The benefits of using mechanical methods of managing biomass, rather than burning-off in broad-acre grain farming, have also been demonstrated in the cane fields of Queensland where, prior to harvesting, the fields were traditionally burnt to remove undergrowth, unwanted foliage, and flush out the odd Taipan before the canecutters moved in. The ‘Burdekin snow’, flakes of carbon soot, was a harvest-time unwelcome visitor to the clotheslines of the locals, not to mention the smoke and effects on the eyes and lungs of the locals, and the working conditions of the canecutters. Much of this soot landed in the sea, and the soils were depleted of these carbon nutrients. In the early 1970s, green-cutting harvesting machines were introduced, with the rubbish shredded and dropped as ground cover to replenish carbon-rich nourishment, minimise wind and rain erosion, and improve the quality of runoff water impact on the Great Barrier Reef.
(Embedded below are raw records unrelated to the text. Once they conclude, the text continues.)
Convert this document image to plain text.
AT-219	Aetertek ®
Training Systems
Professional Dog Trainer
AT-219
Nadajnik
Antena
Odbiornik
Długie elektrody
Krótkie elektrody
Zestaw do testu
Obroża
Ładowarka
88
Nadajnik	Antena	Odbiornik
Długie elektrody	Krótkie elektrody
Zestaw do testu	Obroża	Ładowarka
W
But Australia’s most devastating wildfires have occurred in the forests. Forestry is a waiting game. Investment in this essential industry is impeded because of the time it takes to grow the trees from planting to harvesting, when the lumber’s quality and quantity is measured, and sold, thirty or so years later. A forest fire can destroy the entire investment overnight.
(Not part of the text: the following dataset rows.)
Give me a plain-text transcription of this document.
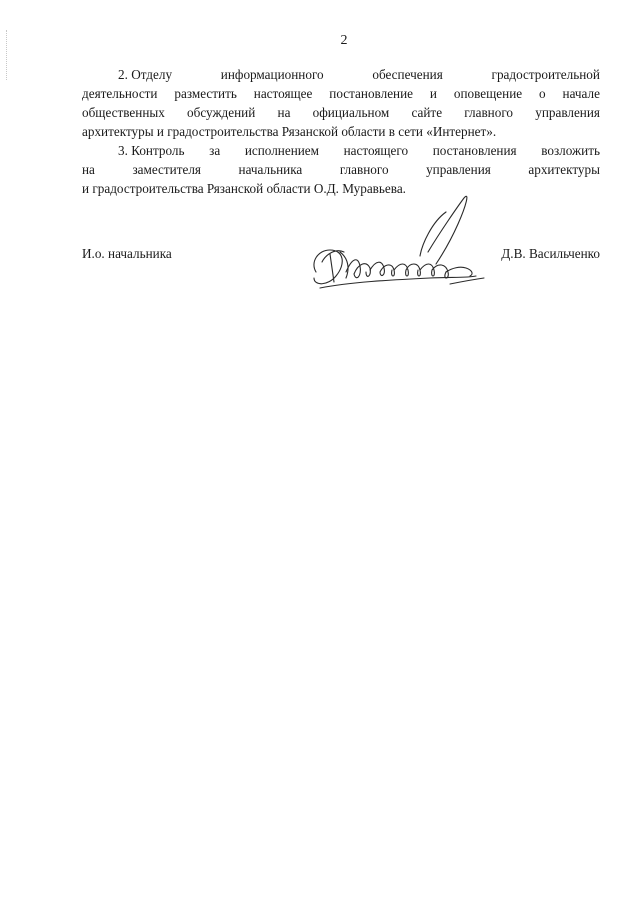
2
2. Отделу	информационного	обеспечения	градостроительной
деятельности разместить настоящее постановление и оповещение о начале
общественных обсуждений на официальном сайте главного управления
архитектуры и градостроительства Рязанской области в сети «Интернет».
3. Контроль за исполнением настоящего постановления возложить
на	заместителя	начальника	главного	управления	архитектуры
и градостроительства Рязанской области О.Д. Муравьева.
И.о. начальника	Д.В. Васильченко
However, early this century, Uebergang also invented an automatic mechanical tree-pruning machine to efficiently remove the flammable moribund lower branches. In mechanically managing forests and taming the wildfires, the Uebergang tree-pruner offers a better way of minimising forest wildfires than seasonal ‘cool’ burning. Progressively pruning the moribund lower branches of a tree as it grows removes the flammable conduit for ground fires to rapidly spread into the canopy from where flares leap ahead and become uncontrollable. Progressive pruning to contain the knotty core to about 100 mm diameter has the added advantage of improving the quality and value of the straight-grain, knot-free timber that grows around it.
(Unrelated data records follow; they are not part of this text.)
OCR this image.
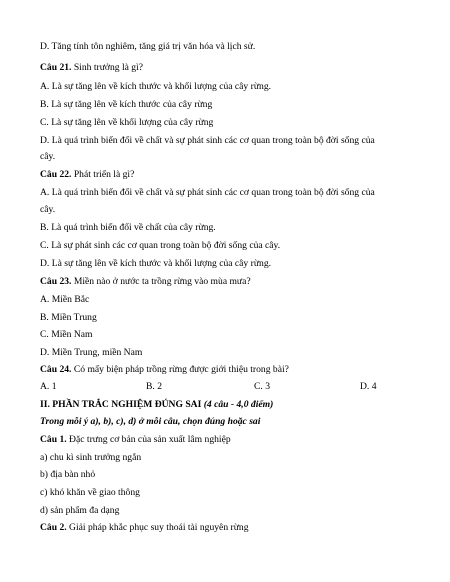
D. Tăng tính tôn nghiêm, tăng giá trị văn hóa và lịch sử.
Câu 21. Sinh trưởng là gì?
A. Là sự tăng lên về kích thước và khối lượng của cây rừng.
B. Là sự tăng lên về kích thước của cây rừng
C. Là sự tăng lên về khối lượng của cây rừng
D. Là quá trình biến đổi về chất và sự phát sinh các cơ quan trong toàn bộ đời sống của
cây.
Câu 22. Phát triển là gì?
A. Là quá trình biến đổi về chất và sự phát sinh các cơ quan trong toàn bộ đời sống của
cây.
B. Là quá trình biến đổi về chất của cây rừng.
C. Là sự phát sinh các cơ quan trong toàn bộ đời sống của cây.
D. Là sự tăng lên về kích thước và khối lượng của cây rừng.
Câu 23. Miền nào ở nước ta trồng rừng vào mùa mưa?
A. Miền Bắc
B. Miền Trung
C. Miền Nam
D. Miền Trung, miền Nam
Câu 24. Có mấy biện pháp trồng rừng được giới thiệu trong bài?
A. 1	B. 2	C. 3	D. 4
II. PHẦN TRẮC NGHIỆM ĐÚNG SAI (4 câu - 4,0 điểm)
Trong mỗi ý a), b), c), d) ở mỗi câu, chọn đúng hoặc sai
Câu 1. Đặc trưng cơ bản của sản xuất lâm nghiệp
a) chu kì sinh trưởng ngắn
b) địa bàn nhỏ
c) khó khăn về giao thông
d) sản phẩm đa dạng
Câu 2. Giải pháp khắc phục suy thoái tài nguyên rừng
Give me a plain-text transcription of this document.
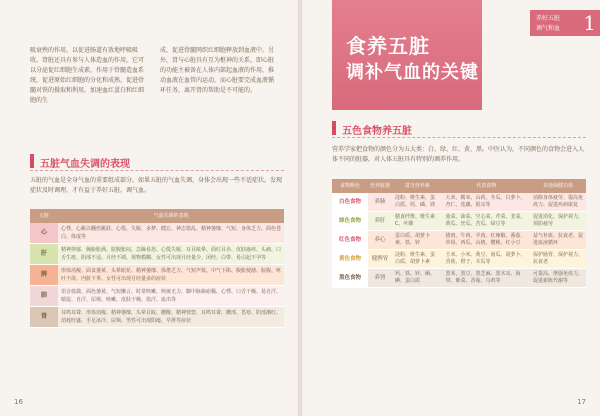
吸衰殃的作用，以促进肠道有效地呼吸吸收。肾脏还具有参与人体造血的作用，它可以分泌促红细胞生成素，作用于骨髓造血系统，促进原始红细胞的分化和成熟，促进骨髓对铁的摄取和利用，加速血红蛋白和红细胞的生
成，促进骨髓网织红细胞释放到血液中。另外，肾与心脏具有互为枢神的关系，即心脏的功能主被备在人体内部起血液的作用，推动血液在血管内运动，而心脏要完成血液循环任务，离开肾的帮助是不可能的。
五脏气血失调的表现
五脏的气血是全身气血的重要组成部分。如果五脏的气血失调，身体会出现一些不适症状。发现症状及时调理，才有益于养好五脏，调气血。
五脏	气血失调的表现
心	心悸、心跳以翻倍跳跃、心慌、失眠、多梦、健忘、神志错乱、精神萎靡、气短、身体乏力、面色苍白、体虚等
肝	精神抑郁、胸胁胀满、脘腹胀闷、急躁易怒、心慌失眠、耳目眩晕、面红目赤、皮肤瘙痒、头痛、口舌生疮、阴部不适、月经不调、视物模糊、女性可出现月经量少、闭经、白带、易引起不孕等
脾	形体消瘦、面食萎黄、头晕眼花、精神萎靡、体倦乏力、气短声低、中气下陷、腹胀便溏、脘腹、呕吐不欲、内脏下垂、女性可出现月经量多的症状
肺	语音低微、面色萎黄、气短懒言、时常咳嗽、咳痰无力、脚中脉絡瘀稀、心悸、口舌干燥、易自汗、喘促、自汗、尿频、咳嗽、皮肤干燥、盗汗、血出等
肾	耳鸣耳聋、形体消瘦、精神萎靡、头晕目眩、腰酸、精神恍惚、耳鸣耳聋、腰部、畏寒、阴部潮红、消耗旺盛、手足冰冷、尿频、男性可出现阳痿、早泄等症状
16
食养五脏
调补气血的关键
养好五脏
调气和血 1
五色食物养五脏
营养学家把食物的颜色分为五大类：白、绿、红、黄、黑。中医认为，不同颜色的食物会进入人体不同的脏器，对人体五脏具有特别的调养作用。
食物颜色	营养脏器	富含营养素	代表食物	其他保健功效
白色食物	养肺	淀粉、维生素、蛋白质、钙、磷、镁	大米、糯米、山药、冬瓜、白萝卜、杏仁、莲藕、银耳等	消除身体疲劳、提高免疫力、促进疾病康复
绿色食物	养肝	膳食纤维、维生素C、叶酸	菠菜、油菜、空心菜、芹菜、韭菜、黄瓜、丝瓜、苦瓜、绿豆等	促进消化、保护视力、预防疲劳
红色食物	养心	蛋白质、胡萝卜素、铁、锌	猪肉、牛肉、羊肉、红辣椒、番茄、草莓、西瓜、山楂、樱桃、红小豆	益气补血、抗衰老、促进血液循环
黄色食物	健脾胃	淀粉、维生素、蛋白质、胡萝卜素	玉米、小米、黄豆、南瓜、胡萝卜、香蕉、橙子、木瓜等	保护肠胃、保护视力、抗衰老
黑色食物	养肾	钙、铁、锌、硒、碘、蛋白质	黑米、黑豆、黑芝麻、黑木耳、海带、紫菜、香菇、乌鸡等	可提高、增强免疫力、促进新陈代谢等
17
But, until recently, trees could only be pruned by hand. It takes a man one day to manually prune the lower storey of 100 trees using chain saws and pole saws. But Uebergang’s invention is an automatic mechanical pruner that can prune (and, importantly, reliably audit both quality and quantity) 2,000 trees in one 8-hour shift, and if necessary, work three shifts each day. A full-scale pruning head has been manufactured and successfully tested to prune, with mechanical precision, plantation trees, to revolutionise high-quality straight-grain, knot-free timber production and turn Australia from a net importer of timber and timber products to a net exporter. Pruning the lower storey helps mitigate forest fires by separating ground fires from the upper storey of the trees to prevent the spreading of fast-moving canopy flares and by improving access for fire-fighters and their equipment.
Mechanical methods to minimise the spread of fires thus offer the prospect of effectively controlling biomass and even preventing disastrous firestorms, thereby minimising the damage that otherwise would undoubtedly occur. Insurance companies should welcome such a risk-reduction initiative.
In the coming months – Australia’s fire season – it would be prudent to consider the contributions made by Colin Uebergang to the firefighting industry of Australia. The advantages offered by his mechanical inventions surely are beyond any doubt. These inventions could minimise the burning off practice and ensure the retention of carbon into the ground to aid the growing of plants.